Herkese merhabalar.
"Kapıların Dışından " kavramı aslında ne kadar sıradan bir kavram. Ama bu kavram ancak bir kitapta, bir tiyatro eserinde ancak bu kadar güzel işlenebilirdi. Okudukça diyosunuz ki bu kitap için başka bir isim düşünülemezdi.
Bir adam düşünün ülkesi için savaşa gidiyor ve döndüğünde geride bıraktığı hiçbir şey eskisi gibi değil.

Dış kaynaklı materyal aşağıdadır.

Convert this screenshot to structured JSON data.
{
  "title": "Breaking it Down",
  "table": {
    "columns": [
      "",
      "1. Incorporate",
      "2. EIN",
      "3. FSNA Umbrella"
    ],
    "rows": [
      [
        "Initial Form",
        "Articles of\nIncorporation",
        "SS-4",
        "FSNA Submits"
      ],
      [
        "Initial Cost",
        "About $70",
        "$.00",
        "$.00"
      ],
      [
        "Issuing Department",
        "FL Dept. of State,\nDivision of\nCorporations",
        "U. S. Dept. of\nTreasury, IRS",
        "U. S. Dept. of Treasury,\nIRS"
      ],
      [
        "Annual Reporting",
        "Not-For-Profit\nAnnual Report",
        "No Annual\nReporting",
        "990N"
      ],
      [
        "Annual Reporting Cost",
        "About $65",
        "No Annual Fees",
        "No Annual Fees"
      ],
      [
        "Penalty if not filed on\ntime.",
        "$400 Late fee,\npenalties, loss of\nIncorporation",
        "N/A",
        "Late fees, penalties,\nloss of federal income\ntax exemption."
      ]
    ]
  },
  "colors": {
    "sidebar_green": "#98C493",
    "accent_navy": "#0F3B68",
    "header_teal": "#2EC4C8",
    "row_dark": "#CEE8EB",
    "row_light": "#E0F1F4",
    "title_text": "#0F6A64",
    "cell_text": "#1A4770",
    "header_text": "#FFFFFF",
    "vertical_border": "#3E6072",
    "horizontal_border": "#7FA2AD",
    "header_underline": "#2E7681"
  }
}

Eşine gidiyor, yanında başka bir adam.
Doğduğu eve gidiyor annesi babası kendini hava
gazıyla zehirlemiş. Ve bu haberi veren kadının üzüldüğü tek şey ise havagazının boşuna gitmiş olması. Düşünebiliyor musunuz? İdrak edebiliyor musunuz?
Onun gözünde havagazı iki tane insanın canından daha kıymetli.
Onu gazlayıp savaşa yollayan binbaşına gidiyor, onun ise tek yaptığı o haline gülmek.
Bütün kapıların dışında kalıyor...
Onun acı çekmesi, ölüm ile yaşam arasında ki o çizgide gidip gelmesi, hayattan ve insanlardan soyutlanmak zorunda kalması ve de en önemlisi bana bu duyguları hissettirip savaştan bir kez daha nefret etmemi sağlaması beni çok etkiledi.
Kitapda bir kısım vardı ki kimisinin rahatsız olacağı, kiminin ise onu anlayabileceği Allah ile olan diyologları vardı, bence o kısım da çok kıymetliydi. Ben bu kadar acı çekerken sen neredeydin? Neden görmedin? Soruları onun yalnızca insanlara ve topluma değil aslında tanrıya olan kızgınlığı da açıkça ifade ediyor.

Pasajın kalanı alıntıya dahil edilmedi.